Good rules of thumb for bulbs, tubers, or seeds: Dampen soil lightly but don’t water heavily until shoots appear. Since weather is so unpredictable, stagger planting dates for large crops. If you can, cover raised beds or containers during heavy rainfall, while you’re waiting for plants to get started – and don’t forget to uncover them once the sun has reappeared.
It’s not too late for tomatoes
You won’t have the first homegrown tomato on the block, but it is not too late to plant some tomato plants. Even tomatoes that were planted much sooner haven’t gotten a great start because they must have warm soil to grow well, and sometimes later planting actually catches up.
Choose sturdy plants in the garden center or farmers market, pluck off the first blossoms or tiny fruits (although you won’t like doing it), and plant them in great potting mix in containers or in compost-rich soil.
It’s also smart to plan your staking, propping, or tying method for tomatoes. New gardeners often underestimate how large tomato plants will grow. You might get the impression that small tomatoes grow on small plants.
But surprise! Those innocent-looking cherry tomato plants may grow to be 5-foot giants that topple your puny cages. Read plant labels for the expected size.
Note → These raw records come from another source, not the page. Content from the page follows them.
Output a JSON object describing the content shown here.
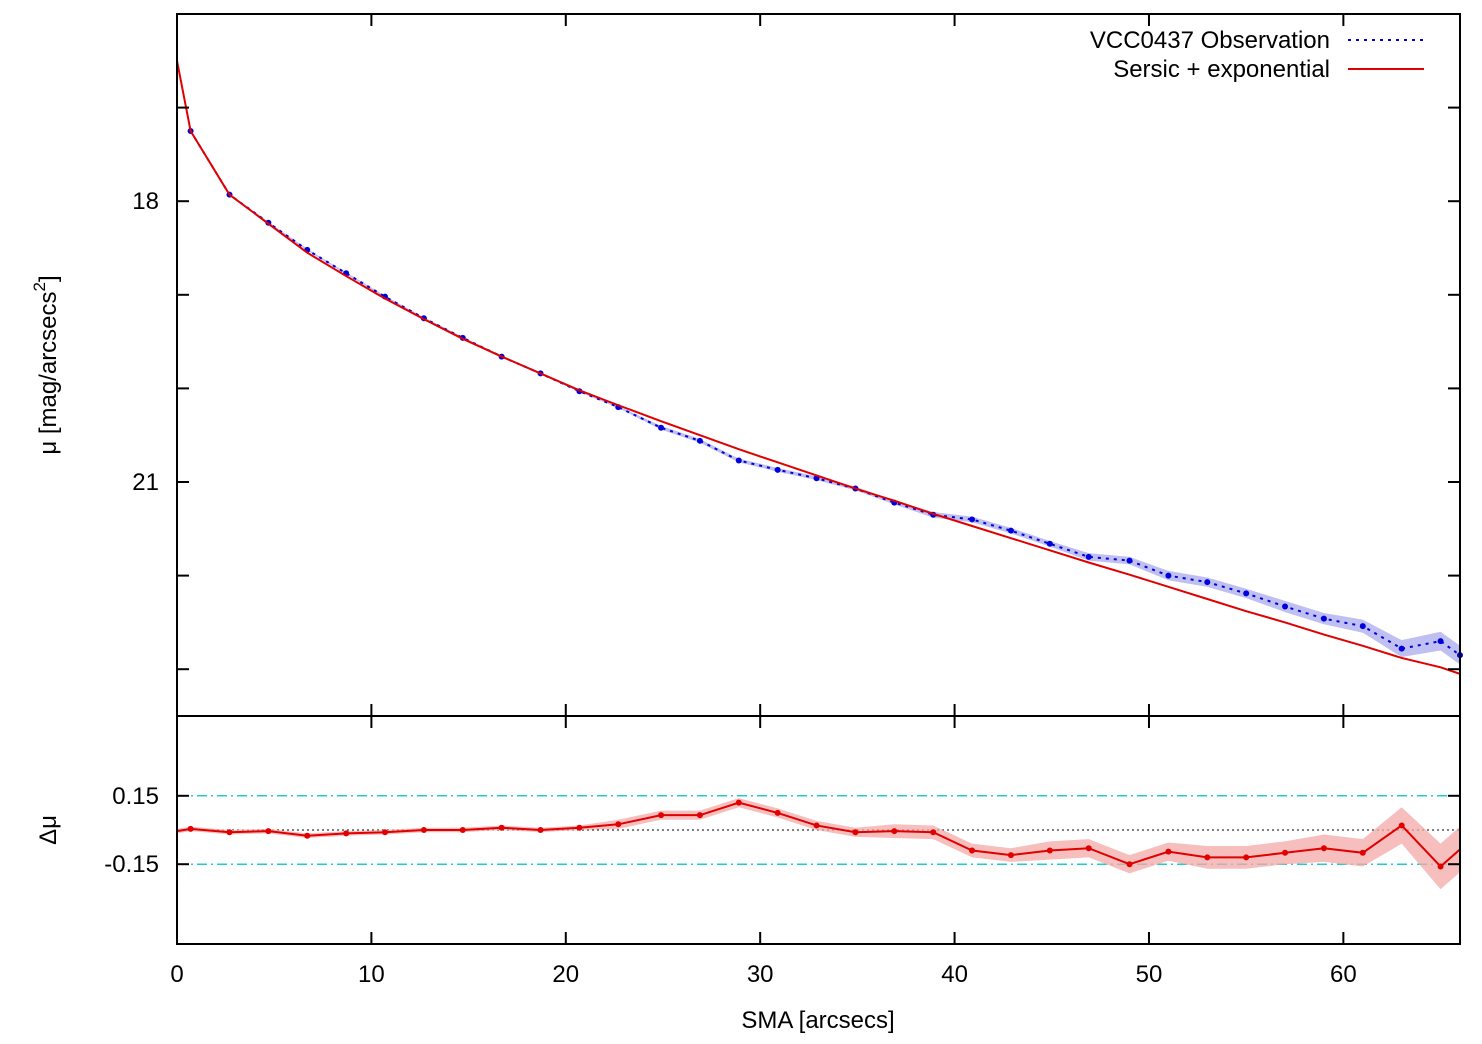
{
  "chart_data": [
    {
      "type": "line",
      "panel": "profile",
      "ylabel": "μ [mag/arcsecs²]",
      "ylabel_main": "μ [mag/arcsecs",
      "ylabel_sup": "2",
      "ylabel_close": "]",
      "y_reversed": true,
      "xlim": [
        0,
        66
      ],
      "ylim": [
        16.0,
        23.5
      ],
      "yticks": [
        18,
        21
      ],
      "ytick_labels": [
        "18",
        "21"
      ],
      "legend_position": "top-right",
      "series": [
        {
          "name": "VCC0437 Observation",
          "style": "dotted",
          "color": "#0000dd",
          "band_color": "#8a8ae6",
          "x": [
            0.7,
            2.7,
            4.7,
            6.7,
            8.7,
            10.7,
            12.7,
            14.7,
            16.7,
            18.7,
            20.7,
            22.7,
            24.9,
            26.9,
            28.9,
            30.9,
            32.9,
            34.9,
            36.9,
            38.9,
            40.9,
            42.9,
            44.9,
            46.9,
            49.0,
            51.0,
            53.0,
            55.0,
            57.0,
            59.0,
            61.0,
            63.0,
            65.0,
            66.0
          ],
          "y": [
            17.25,
            17.93,
            18.23,
            18.52,
            18.77,
            19.02,
            19.25,
            19.46,
            19.66,
            19.84,
            20.03,
            20.2,
            20.42,
            20.56,
            20.77,
            20.87,
            20.96,
            21.07,
            21.22,
            21.35,
            21.4,
            21.52,
            21.66,
            21.8,
            21.84,
            22.0,
            22.07,
            22.19,
            22.33,
            22.46,
            22.54,
            22.78,
            22.7,
            22.85
          ],
          "band": [
            0.01,
            0.01,
            0.01,
            0.01,
            0.01,
            0.01,
            0.01,
            0.01,
            0.01,
            0.01,
            0.01,
            0.01,
            0.02,
            0.02,
            0.02,
            0.02,
            0.02,
            0.02,
            0.02,
            0.03,
            0.03,
            0.03,
            0.03,
            0.04,
            0.04,
            0.05,
            0.05,
            0.05,
            0.06,
            0.06,
            0.07,
            0.09,
            0.1,
            0.1
          ]
        },
        {
          "name": "Sersic + exponential",
          "style": "solid",
          "color": "#e00000",
          "x": [
            0,
            0.7,
            2.7,
            4.7,
            6.7,
            8.7,
            10.7,
            12.7,
            14.7,
            16.7,
            18.7,
            20.7,
            22.7,
            24.9,
            26.9,
            28.9,
            30.9,
            32.9,
            34.9,
            36.9,
            38.9,
            40.9,
            42.9,
            44.9,
            46.9,
            49.0,
            51.0,
            53.0,
            55.0,
            57.0,
            59.0,
            61.0,
            63.0,
            65.0,
            66.0
          ],
          "y": [
            16.5,
            17.25,
            17.93,
            18.24,
            18.55,
            18.8,
            19.04,
            19.26,
            19.47,
            19.66,
            19.84,
            20.02,
            20.18,
            20.35,
            20.5,
            20.65,
            20.79,
            20.93,
            21.07,
            21.2,
            21.34,
            21.47,
            21.6,
            21.73,
            21.86,
            21.99,
            22.12,
            22.25,
            22.38,
            22.5,
            22.63,
            22.75,
            22.88,
            22.98,
            23.05
          ]
        }
      ]
    },
    {
      "type": "line",
      "panel": "residuals",
      "xlabel": "SMA [arcsecs]",
      "ylabel": "Δμ",
      "xlim": [
        0,
        66
      ],
      "ylim": [
        -0.5,
        0.5
      ],
      "xticks": [
        0,
        10,
        20,
        30,
        40,
        50,
        60
      ],
      "xtick_labels": [
        "0",
        "10",
        "20",
        "30",
        "40",
        "50",
        "60"
      ],
      "yticks": [
        0.15,
        -0.15
      ],
      "ytick_labels": [
        "0.15",
        "-0.15"
      ],
      "reference_lines": [
        0.15,
        -0.15
      ],
      "zero_line": 0,
      "series": [
        {
          "name": "",
          "color": "#e00000",
          "band_color": "#f4a8a8",
          "x": [
            0,
            0.7,
            2.7,
            4.7,
            6.7,
            8.7,
            10.7,
            12.7,
            14.7,
            16.7,
            18.7,
            20.7,
            22.7,
            24.9,
            26.9,
            28.9,
            30.9,
            32.9,
            34.9,
            36.9,
            38.9,
            40.9,
            42.9,
            44.9,
            46.9,
            49.0,
            51.0,
            53.0,
            55.0,
            57.0,
            59.0,
            61.0,
            63.0,
            65.0,
            66.0
          ],
          "y": [
            -0.005,
            0.005,
            -0.01,
            -0.005,
            -0.025,
            -0.015,
            -0.01,
            0.0,
            0.0,
            0.01,
            0.0,
            0.01,
            0.025,
            0.065,
            0.065,
            0.12,
            0.075,
            0.02,
            -0.01,
            -0.005,
            -0.01,
            -0.09,
            -0.11,
            -0.09,
            -0.08,
            -0.15,
            -0.095,
            -0.12,
            -0.12,
            -0.1,
            -0.08,
            -0.1,
            0.02,
            -0.16,
            -0.085
          ],
          "band": [
            0.01,
            0.01,
            0.01,
            0.01,
            0.01,
            0.01,
            0.01,
            0.01,
            0.01,
            0.01,
            0.01,
            0.01,
            0.02,
            0.02,
            0.02,
            0.02,
            0.02,
            0.02,
            0.02,
            0.03,
            0.03,
            0.03,
            0.03,
            0.04,
            0.04,
            0.04,
            0.04,
            0.05,
            0.05,
            0.05,
            0.06,
            0.06,
            0.08,
            0.1,
            0.1
          ]
        }
      ]
    }
  ]
}
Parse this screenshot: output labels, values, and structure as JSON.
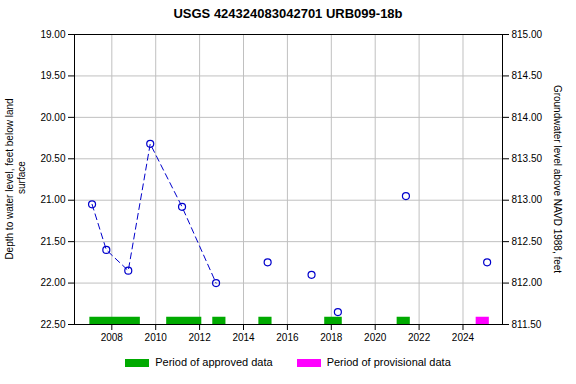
{
  "chart_data": {
    "type": "line",
    "title": "USGS 424324083042701 URB099-18b",
    "ylabel": "Depth to water level, feet below land\n surface",
    "y2label": "Groundwater level above NAVD 1988, feet",
    "x": [
      2007.1,
      2007.75,
      2008.75,
      2009.75,
      2011.2,
      2012.75,
      2015.1,
      2017.1,
      2018.3,
      2021.4,
      2025.1
    ],
    "series": [
      {
        "type": "line",
        "color": "#0000cc",
        "marker": "o",
        "line_style": "dashed",
        "values": [
          21.05,
          21.6,
          21.85,
          20.32,
          21.08,
          22.0,
          null,
          null,
          null,
          null,
          null
        ]
      },
      {
        "type": "scatter",
        "color": "#0000cc",
        "marker": "o",
        "values": [
          null,
          null,
          null,
          null,
          null,
          null,
          21.75,
          21.9,
          22.35,
          20.95,
          21.75
        ]
      }
    ],
    "periods": [
      {
        "name": "Period of approved data",
        "color": "#00aa00",
        "ranges": [
          [
            2007.0,
            2009.3
          ],
          [
            2010.5,
            2012.1
          ],
          [
            2012.6,
            2013.2
          ],
          [
            2014.7,
            2015.3
          ],
          [
            2017.7,
            2018.5
          ],
          [
            2021.0,
            2021.6
          ]
        ]
      },
      {
        "name": "Period of provisional data",
        "color": "#ff00ff",
        "ranges": [
          [
            2024.6,
            2025.2
          ]
        ]
      }
    ],
    "xlim": [
      2006.3,
      2025.8
    ],
    "xticks": [
      2008,
      2010,
      2012,
      2014,
      2016,
      2018,
      2020,
      2022,
      2024
    ],
    "ylim": [
      22.5,
      19.0
    ],
    "yticks": [
      {
        "value": 19.0,
        "label": "19.00"
      },
      {
        "value": 19.5,
        "label": "19.50"
      },
      {
        "value": 20.0,
        "label": "20.00"
      },
      {
        "value": 20.5,
        "label": "20.50"
      },
      {
        "value": 21.0,
        "label": "21.00"
      },
      {
        "value": 21.5,
        "label": "21.50"
      },
      {
        "value": 22.0,
        "label": "22.00"
      },
      {
        "value": 22.5,
        "label": "22.50"
      }
    ],
    "y2lim": [
      811.5,
      815.0
    ],
    "y2ticks": [
      {
        "value": 811.5,
        "label": "811.50"
      },
      {
        "value": 812.0,
        "label": "812.00"
      },
      {
        "value": 812.5,
        "label": "812.50"
      },
      {
        "value": 813.0,
        "label": "813.00"
      },
      {
        "value": 813.5,
        "label": "813.50"
      },
      {
        "value": 814.0,
        "label": "814.00"
      },
      {
        "value": 814.5,
        "label": "814.50"
      },
      {
        "value": 815.0,
        "label": "815.00"
      }
    ],
    "grid": true,
    "legend": "bottom"
  }
}
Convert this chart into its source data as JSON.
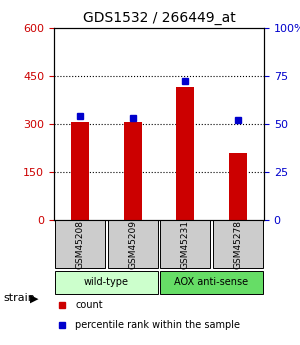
{
  "title": "GDS1532 / 266449_at",
  "samples": [
    "GSM45208",
    "GSM45209",
    "GSM45231",
    "GSM45278"
  ],
  "counts": [
    305,
    305,
    415,
    210
  ],
  "percentiles": [
    54,
    53,
    72,
    52
  ],
  "left_ylim": [
    0,
    600
  ],
  "right_ylim": [
    0,
    100
  ],
  "left_yticks": [
    0,
    150,
    300,
    450,
    600
  ],
  "right_yticks": [
    0,
    25,
    50,
    75,
    100
  ],
  "right_yticklabels": [
    "0",
    "25",
    "50",
    "75",
    "100%"
  ],
  "bar_color": "#cc0000",
  "dot_color": "#0000cc",
  "grid_color": "#000000",
  "groups": [
    {
      "label": "wild-type",
      "samples": [
        0,
        1
      ],
      "color": "#ccffcc"
    },
    {
      "label": "AOX anti-sense",
      "samples": [
        2,
        3
      ],
      "color": "#66dd66"
    }
  ],
  "strain_label": "strain",
  "legend_items": [
    {
      "color": "#cc0000",
      "label": "count"
    },
    {
      "color": "#0000cc",
      "label": "percentile rank within the sample"
    }
  ],
  "left_tick_color": "#cc0000",
  "right_tick_color": "#0000cc",
  "sample_box_color": "#cccccc",
  "bar_width": 0.35
}
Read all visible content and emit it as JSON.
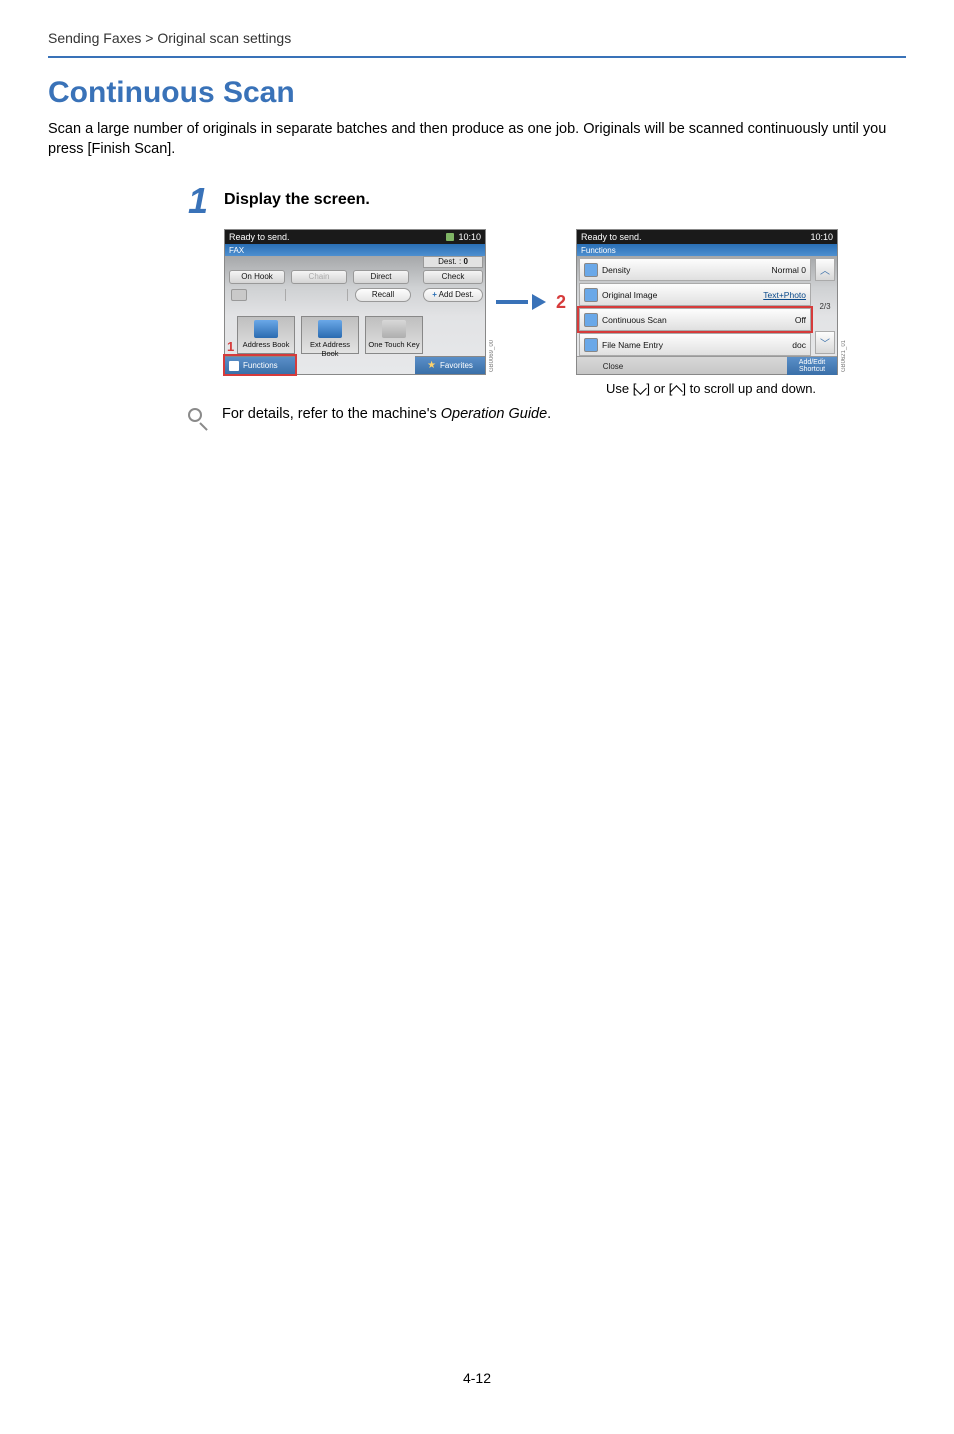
{
  "breadcrumb": "Sending Faxes > Original scan settings",
  "colors": {
    "heading": "#3972b8",
    "rule": "#3972b8",
    "step_num": "#3972b8",
    "arrow": "#3972b8",
    "callout": "#d63b3b"
  },
  "heading": "Continuous Scan",
  "intro": "Scan a large number of originals in separate batches and then produce as one job. Originals will be scanned continuously until you press [Finish Scan].",
  "step": {
    "number": "1",
    "title": "Display the screen."
  },
  "panel1": {
    "status_left": "Ready to send.",
    "status_time": "10:10",
    "crumb": "FAX",
    "dest_label": "Dest. :",
    "dest_count": "0",
    "check": "Check",
    "top_buttons": {
      "onhook": "On Hook",
      "chain": "Chain",
      "direct": "Direct"
    },
    "recall": "Recall",
    "add_dest": "Add Dest.",
    "books": {
      "addr": "Address Book",
      "ext": "Ext Address Book",
      "onetouch": "One Touch Key"
    },
    "functions": "Functions",
    "favorites": "Favorites",
    "callout": "1",
    "sidecode": "GB0069_00"
  },
  "callout2": "2",
  "panel2": {
    "status_left": "Ready to send.",
    "status_time": "10:10",
    "crumb": "Functions",
    "rows": [
      {
        "label": "Density",
        "value": "Normal 0",
        "underline": false
      },
      {
        "label": "Original Image",
        "value": "Text+Photo",
        "underline": true
      },
      {
        "label": "Continuous Scan",
        "value": "Off",
        "underline": false,
        "selected": true
      },
      {
        "label": "File Name Entry",
        "value": "doc",
        "underline": false
      }
    ],
    "page_indicator": "2/3",
    "close": "Close",
    "add_edit_line1": "Add/Edit",
    "add_edit_line2": "Shortcut",
    "sidecode": "GB0621_01"
  },
  "caption_prefix": "Use [",
  "caption_mid": "] or [",
  "caption_suffix": "] to scroll up and down.",
  "note": {
    "prefix": "For details, refer to the machine's ",
    "em": "Operation Guide",
    "suffix": "."
  },
  "page_number": "4-12"
}
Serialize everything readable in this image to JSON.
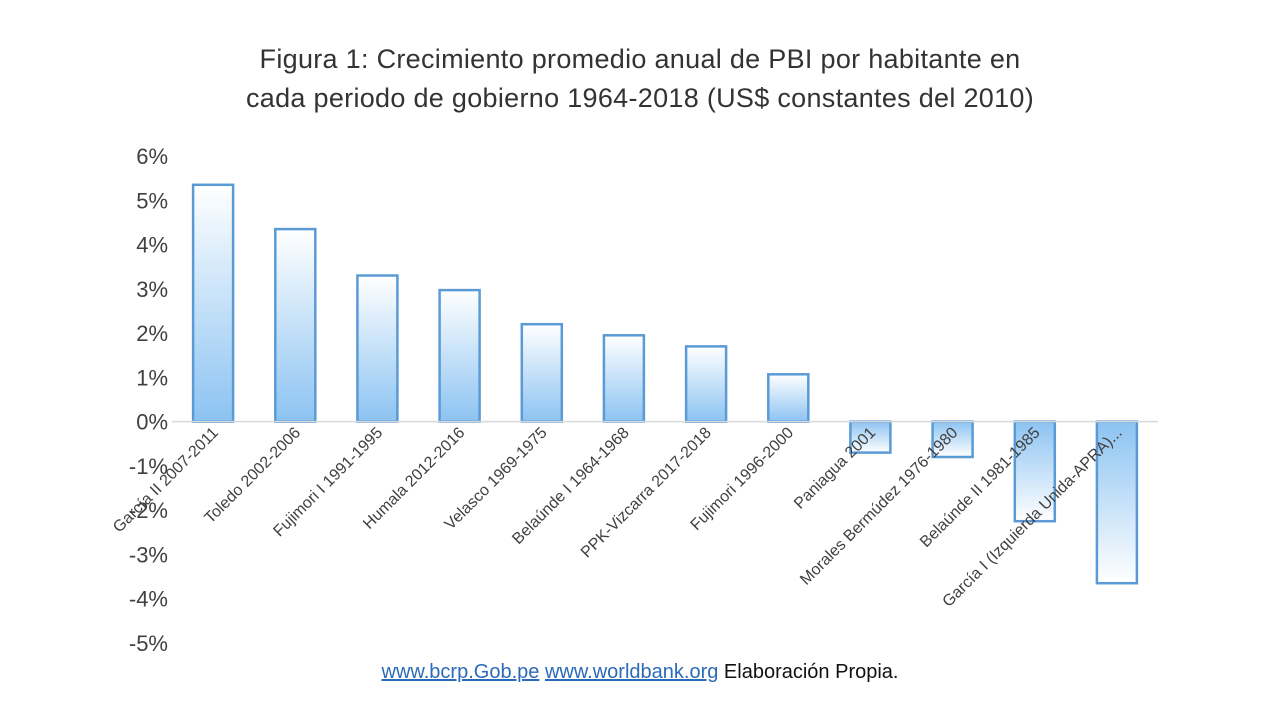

Plants marked “determinant” or “patio tomatoes” may stay small, but “indeterminate” tomatoes will become large. Get bigger cages, or do some research about tomato propping methods such as the stake-and-weave approach.
Did the J.B.s drown?
I am offering hope and a scientifically unsubstantiated opinion here: I think that many Japanese beetles may have drowned during the prolonged rainy period during late May and early June. The beetle grubs spend winter several feet below ground and move upward during spring. The soil was deeply saturated in many areas as those beetles moved closer and closer to the surface. It has happened before, and it may be the case this season, that many will never emerge to eat our flowers. We’ll know soon.
Let’s welcome July with our garden gloves on and our eyes wide open. What an exciting season it is!
Sally Cunningham is a garden writer, lecturer and consultant.